I pick at the stack of pancakes and bacon that Maggie has made for me. Not able to even force down a bite or two instead, I sip at the coffee that she has also left out for me. I see Maggie head back into the kitchen carrying a bottle of pills. She takes out two and hands me a glass of water.

“Here you go, this should do the trick.” I take the pills and water from her.

“Are you not hungry again?” I look at her apologetically, I feel sorry when I do not eat the food she makes me, with such a passion.

“I had a bit of a rough day yesterday.”

“Oh dear, and you have a big day today, how are you feeling about your exams?”

“I feel okay, about it.”

“I am sure you will do great.” I smile at her, I really do like her and I can tell that she is a very caring person. Her family must really be proud and grateful for her.

“Thanks, has Michael been out yet for breakfast?” I say, trying not to let her realize that I have not spoken to him since yesterday.

“No I haven’t seen him yet,” I let out a sigh not recognizing that I did.

“That boy loves you.” I cannot believe, that she has observed this.

“But the trouble is my dear; you don’t feel the same way back.”
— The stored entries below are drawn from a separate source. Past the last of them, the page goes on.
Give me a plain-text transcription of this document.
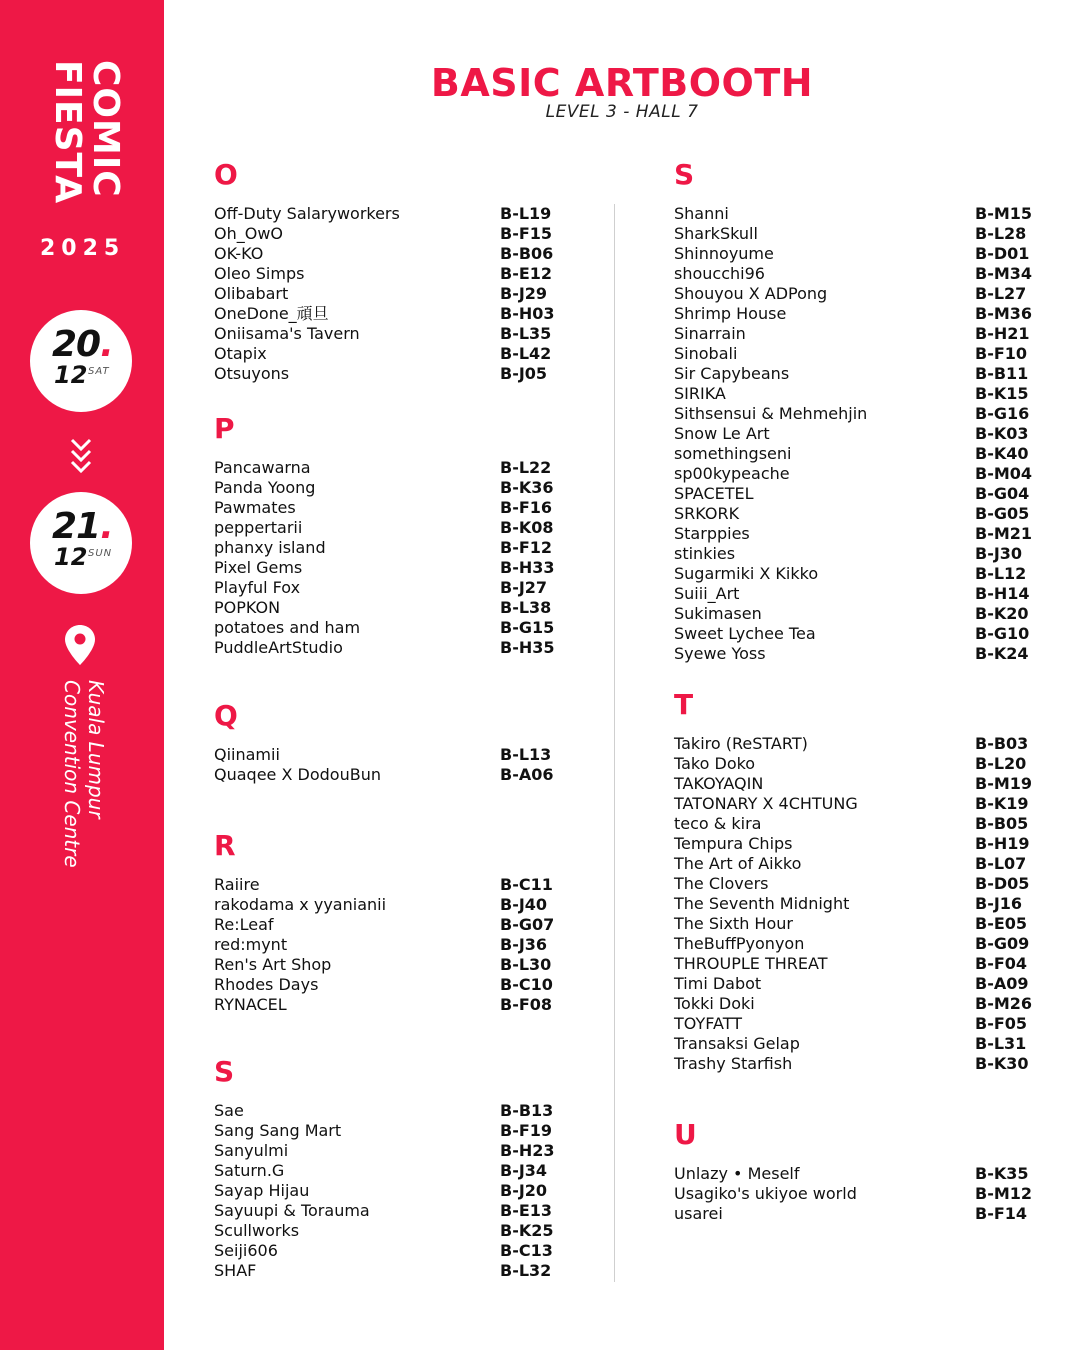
COMIC
FIESTA
2025
20.
12 SAT
21.
12 SUN
Kuala Lumpur
Convention Centre
BASIC ARTBOOTH
LEVEL 3 - HALL 7
O
Off-Duty Salaryworkers	B-L19
Oh_OwO	B-F15
OK-KO	B-B06
Oleo Simps	B-E12
Olibabart	B-J29
OneDone_頑旦	B-H03
Oniisama's Tavern	B-L35
Otapix	B-L42
Otsuyons	B-J05
P
Pancawarna	B-L22
Panda Yoong	B-K36
Pawmates	B-F16
peppertarii	B-K08
phanxy island	B-F12
Pixel Gems	B-H33
Playful Fox	B-J27
POPKON	B-L38
potatoes and ham	B-G15
PuddleArtStudio	B-H35
Q
Qiinamii	B-L13
Quaqee X DodouBun	B-A06
R
Raiire	B-C11
rakodama x yyanianii	B-J40
Re:Leaf	B-G07
red:mynt	B-J36
Ren's Art Shop	B-L30
Rhodes Days	B-C10
RYNACEL	B-F08
S
Sae	B-B13
Sang Sang Mart	B-F19
Sanyulmi	B-H23
Saturn.G	B-J34
Sayap Hijau	B-J20
Sayuupi & Torauma	B-E13
Scullworks	B-K25
Seiji606	B-C13
SHAF	B-L32
S
Shanni	B-M15
SharkSkull	B-L28
Shinnoyume	B-D01
shoucchi96	B-M34
Shouyou X ADPong	B-L27
Shrimp House	B-M36
Sinarrain	B-H21
Sinobali	B-F10
Sir Capybeans	B-B11
SIRIKA	B-K15
Sithsensui & Mehmehjin	B-G16
Snow Le Art	B-K03
somethingseni	B-K40
sp00kypeache	B-M04
SPACETEL	B-G04
SRKORK	B-G05
Starppies	B-M21
stinkies	B-J30
Sugarmiki X Kikko	B-L12
Suiii_Art	B-H14
Sukimasen	B-K20
Sweet Lychee Tea	B-G10
Syewe Yoss	B-K24
T
Takiro (ReSTART)	B-B03
Tako Doko	B-L20
TAKOYAQIN	B-M19
TATONARY X 4CHTUNG	B-K19
teco & kira	B-B05
Tempura Chips	B-H19
The Art of Aikko	B-L07
The Clovers	B-D05
The Seventh Midnight	B-J16
The Sixth Hour	B-E05
TheBuffPyonyon	B-G09
THROUPLE THREAT	B-F04
Timi Dabot	B-A09
Tokki Doki	B-M26
TOYFATT	B-F05
Transaksi Gelap	B-L31
Trashy Starfish	B-K30
U
Unlazy • Meself	B-K35
Usagiko's ukiyoe world	B-M12
usarei	B-F14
“I really care about him, but I love Adrian.”

“Mr Black?”

“Yes sorry, Adrian Black.”

“It’s hard for the boy, I have watched him and he looks at you as if you are the answer to everything. The other night he asked me to arrange that whole dinner for you.”

“I sort of knew that Maggie, I want him as a friend but I feel now that I have told him how I really feel, that it’s not enough to just be friends.”